話声は聞こえてこないけど、いい雰囲気じゃない。
「なっ! …… っ」
大きい呻き声。
なにを見せられたのか、先生は部室から遠ざかって行った。
「なに、らしくないことしてんだよ」
「だね。まさか勇者が頭を下げるなんて、ほんと驚いたよ」
「お前ら……なんで?」
「言ったろ? 勇者のピンチには必ず駆けつけるってよ」
確かに……言っていたけど。
まさか、本当に来るなんて……
「……なにをしたんだよ?」
軽口を叩くも、嬉しくて頬がにやけてしまう。
「先生がペドだっていう証拠写真を付き付けただけだよ」
しかし、明かされた事実に強張る。
「ロリとペドは似て非なるものだけど、行動範囲は近いものがあるからね。

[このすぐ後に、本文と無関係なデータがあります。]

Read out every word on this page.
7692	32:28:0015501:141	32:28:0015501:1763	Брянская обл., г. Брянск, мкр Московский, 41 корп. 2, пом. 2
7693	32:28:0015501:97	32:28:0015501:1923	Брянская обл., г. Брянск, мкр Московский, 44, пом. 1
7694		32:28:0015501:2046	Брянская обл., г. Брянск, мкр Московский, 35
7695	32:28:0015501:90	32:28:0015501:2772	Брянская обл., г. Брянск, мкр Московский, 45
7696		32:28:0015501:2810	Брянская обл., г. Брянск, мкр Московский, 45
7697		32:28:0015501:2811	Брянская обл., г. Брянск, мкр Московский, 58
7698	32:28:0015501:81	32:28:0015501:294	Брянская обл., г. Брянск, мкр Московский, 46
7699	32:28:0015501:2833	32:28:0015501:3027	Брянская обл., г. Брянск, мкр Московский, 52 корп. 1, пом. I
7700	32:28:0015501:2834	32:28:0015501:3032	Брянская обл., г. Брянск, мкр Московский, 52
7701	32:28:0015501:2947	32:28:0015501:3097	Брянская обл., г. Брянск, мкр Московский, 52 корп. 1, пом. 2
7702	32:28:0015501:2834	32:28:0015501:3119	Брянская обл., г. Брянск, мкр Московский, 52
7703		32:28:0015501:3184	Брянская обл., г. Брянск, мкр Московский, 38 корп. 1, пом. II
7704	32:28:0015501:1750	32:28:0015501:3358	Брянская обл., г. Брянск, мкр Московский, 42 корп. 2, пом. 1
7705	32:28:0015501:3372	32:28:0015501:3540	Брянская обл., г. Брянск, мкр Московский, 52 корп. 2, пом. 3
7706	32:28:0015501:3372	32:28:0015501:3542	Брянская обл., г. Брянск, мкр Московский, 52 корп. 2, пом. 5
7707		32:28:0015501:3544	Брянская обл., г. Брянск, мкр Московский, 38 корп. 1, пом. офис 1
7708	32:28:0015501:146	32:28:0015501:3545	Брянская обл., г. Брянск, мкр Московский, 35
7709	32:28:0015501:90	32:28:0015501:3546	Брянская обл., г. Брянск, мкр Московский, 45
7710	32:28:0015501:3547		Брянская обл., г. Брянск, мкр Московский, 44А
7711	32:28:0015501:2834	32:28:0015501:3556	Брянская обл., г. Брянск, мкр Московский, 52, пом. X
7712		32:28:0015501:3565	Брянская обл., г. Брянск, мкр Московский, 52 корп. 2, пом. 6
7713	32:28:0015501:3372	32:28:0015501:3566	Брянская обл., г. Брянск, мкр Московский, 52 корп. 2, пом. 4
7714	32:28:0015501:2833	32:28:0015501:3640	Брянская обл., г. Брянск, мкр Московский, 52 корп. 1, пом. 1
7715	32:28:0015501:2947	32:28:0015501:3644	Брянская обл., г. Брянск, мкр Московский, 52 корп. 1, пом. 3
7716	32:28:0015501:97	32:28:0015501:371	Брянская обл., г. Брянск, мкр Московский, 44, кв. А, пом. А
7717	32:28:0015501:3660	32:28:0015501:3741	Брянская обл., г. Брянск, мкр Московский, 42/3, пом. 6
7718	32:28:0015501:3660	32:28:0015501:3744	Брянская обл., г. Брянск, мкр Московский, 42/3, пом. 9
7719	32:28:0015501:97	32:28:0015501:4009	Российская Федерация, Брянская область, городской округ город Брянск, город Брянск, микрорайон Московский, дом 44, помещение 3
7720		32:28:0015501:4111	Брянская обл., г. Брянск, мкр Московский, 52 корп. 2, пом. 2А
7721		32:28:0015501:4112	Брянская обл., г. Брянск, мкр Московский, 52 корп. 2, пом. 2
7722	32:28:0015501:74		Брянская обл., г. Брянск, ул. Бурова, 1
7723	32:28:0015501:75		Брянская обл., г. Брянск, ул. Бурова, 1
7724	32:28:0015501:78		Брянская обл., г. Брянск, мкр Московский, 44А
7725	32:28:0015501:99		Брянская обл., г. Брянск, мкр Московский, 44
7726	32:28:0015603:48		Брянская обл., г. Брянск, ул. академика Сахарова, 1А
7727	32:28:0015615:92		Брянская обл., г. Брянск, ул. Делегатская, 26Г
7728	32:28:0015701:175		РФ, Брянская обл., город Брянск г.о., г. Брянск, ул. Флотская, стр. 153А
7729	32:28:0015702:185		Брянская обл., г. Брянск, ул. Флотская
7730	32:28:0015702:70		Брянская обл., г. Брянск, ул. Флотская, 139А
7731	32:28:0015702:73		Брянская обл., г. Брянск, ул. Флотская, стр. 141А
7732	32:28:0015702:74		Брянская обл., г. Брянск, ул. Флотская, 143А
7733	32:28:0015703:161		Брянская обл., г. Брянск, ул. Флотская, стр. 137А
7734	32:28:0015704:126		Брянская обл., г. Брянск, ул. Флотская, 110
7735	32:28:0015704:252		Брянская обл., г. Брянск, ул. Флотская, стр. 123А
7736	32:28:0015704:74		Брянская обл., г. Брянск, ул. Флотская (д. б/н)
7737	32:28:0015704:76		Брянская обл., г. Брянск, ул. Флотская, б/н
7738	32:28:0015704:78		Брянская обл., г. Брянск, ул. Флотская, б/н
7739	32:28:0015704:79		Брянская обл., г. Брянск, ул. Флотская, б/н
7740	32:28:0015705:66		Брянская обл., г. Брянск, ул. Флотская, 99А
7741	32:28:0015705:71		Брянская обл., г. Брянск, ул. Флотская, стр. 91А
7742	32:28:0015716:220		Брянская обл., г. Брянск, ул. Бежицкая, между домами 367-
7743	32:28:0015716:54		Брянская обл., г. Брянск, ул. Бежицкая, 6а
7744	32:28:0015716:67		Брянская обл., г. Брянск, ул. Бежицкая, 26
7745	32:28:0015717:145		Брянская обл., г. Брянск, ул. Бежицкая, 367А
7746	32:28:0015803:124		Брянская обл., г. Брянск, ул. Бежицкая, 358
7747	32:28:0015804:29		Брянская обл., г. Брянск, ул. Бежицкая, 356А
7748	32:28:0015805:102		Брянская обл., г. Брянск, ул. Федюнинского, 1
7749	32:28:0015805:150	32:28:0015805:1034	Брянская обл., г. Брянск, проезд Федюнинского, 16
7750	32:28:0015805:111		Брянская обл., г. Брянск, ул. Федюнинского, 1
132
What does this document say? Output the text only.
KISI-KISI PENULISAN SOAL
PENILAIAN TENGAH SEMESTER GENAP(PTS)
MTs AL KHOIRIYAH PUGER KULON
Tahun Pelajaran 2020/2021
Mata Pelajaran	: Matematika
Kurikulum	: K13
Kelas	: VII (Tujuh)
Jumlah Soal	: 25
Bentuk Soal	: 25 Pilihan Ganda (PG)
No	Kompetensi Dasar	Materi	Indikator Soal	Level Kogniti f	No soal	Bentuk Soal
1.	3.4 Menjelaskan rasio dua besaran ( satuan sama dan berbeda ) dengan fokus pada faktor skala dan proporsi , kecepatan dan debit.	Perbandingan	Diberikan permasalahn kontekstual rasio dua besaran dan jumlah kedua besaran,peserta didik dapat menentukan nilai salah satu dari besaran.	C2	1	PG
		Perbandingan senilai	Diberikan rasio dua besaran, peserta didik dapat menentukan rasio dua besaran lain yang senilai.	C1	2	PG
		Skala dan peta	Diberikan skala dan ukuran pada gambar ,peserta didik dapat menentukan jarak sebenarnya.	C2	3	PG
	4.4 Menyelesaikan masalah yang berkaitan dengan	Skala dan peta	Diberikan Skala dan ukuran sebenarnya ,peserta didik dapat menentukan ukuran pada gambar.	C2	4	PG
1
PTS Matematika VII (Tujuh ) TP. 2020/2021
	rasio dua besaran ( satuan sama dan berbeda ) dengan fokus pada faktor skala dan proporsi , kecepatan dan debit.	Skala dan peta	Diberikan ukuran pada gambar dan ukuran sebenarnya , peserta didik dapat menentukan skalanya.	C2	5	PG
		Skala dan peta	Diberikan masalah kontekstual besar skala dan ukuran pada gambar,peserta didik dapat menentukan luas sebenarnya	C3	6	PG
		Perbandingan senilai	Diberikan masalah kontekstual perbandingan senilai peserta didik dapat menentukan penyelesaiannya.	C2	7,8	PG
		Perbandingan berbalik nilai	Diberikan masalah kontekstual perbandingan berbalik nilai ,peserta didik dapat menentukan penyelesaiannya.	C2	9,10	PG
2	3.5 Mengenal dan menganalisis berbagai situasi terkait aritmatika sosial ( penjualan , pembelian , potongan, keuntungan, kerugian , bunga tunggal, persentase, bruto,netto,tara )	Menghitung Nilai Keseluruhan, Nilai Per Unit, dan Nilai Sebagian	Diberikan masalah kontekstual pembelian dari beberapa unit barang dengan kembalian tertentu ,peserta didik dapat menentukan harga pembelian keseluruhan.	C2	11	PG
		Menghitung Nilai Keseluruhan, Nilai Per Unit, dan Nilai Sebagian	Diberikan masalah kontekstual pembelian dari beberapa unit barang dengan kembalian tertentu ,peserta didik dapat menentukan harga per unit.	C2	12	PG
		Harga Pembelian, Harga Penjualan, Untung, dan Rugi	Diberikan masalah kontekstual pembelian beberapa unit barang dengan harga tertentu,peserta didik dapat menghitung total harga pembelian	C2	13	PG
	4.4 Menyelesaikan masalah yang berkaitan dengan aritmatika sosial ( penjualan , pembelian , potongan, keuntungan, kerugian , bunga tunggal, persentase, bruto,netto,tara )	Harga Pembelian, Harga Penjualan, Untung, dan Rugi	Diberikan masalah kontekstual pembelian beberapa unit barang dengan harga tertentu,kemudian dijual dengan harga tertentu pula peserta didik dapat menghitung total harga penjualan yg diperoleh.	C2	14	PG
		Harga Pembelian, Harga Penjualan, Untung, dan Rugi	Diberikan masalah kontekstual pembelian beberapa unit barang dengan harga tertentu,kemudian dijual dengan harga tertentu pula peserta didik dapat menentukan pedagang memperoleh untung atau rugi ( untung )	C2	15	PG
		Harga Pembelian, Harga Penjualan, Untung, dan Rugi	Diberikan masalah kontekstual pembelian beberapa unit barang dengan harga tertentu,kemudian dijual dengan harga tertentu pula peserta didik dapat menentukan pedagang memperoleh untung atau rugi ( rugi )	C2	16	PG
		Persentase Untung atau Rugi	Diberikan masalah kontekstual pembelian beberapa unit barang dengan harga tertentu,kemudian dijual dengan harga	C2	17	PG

そこで偶然取った写真をちょっと」
提示された携帯に映っていたのは、有名な幼女向けアニメのイベント会場? そこに先生を含む中年男が二人。いかにも危なそうな恰好と表情で、客である幼女を眺めている。
「これは……キツイ絵面だな」
そう言って、俺は部室に戻る。
「……さんきゅな」
小さく、それでも聞こえるように俺は感謝の言葉を吐き出した。
「で、お前はどうすんだ? アキト」
後ろでなにか話声が聞こえてきたが、振り向かなかった。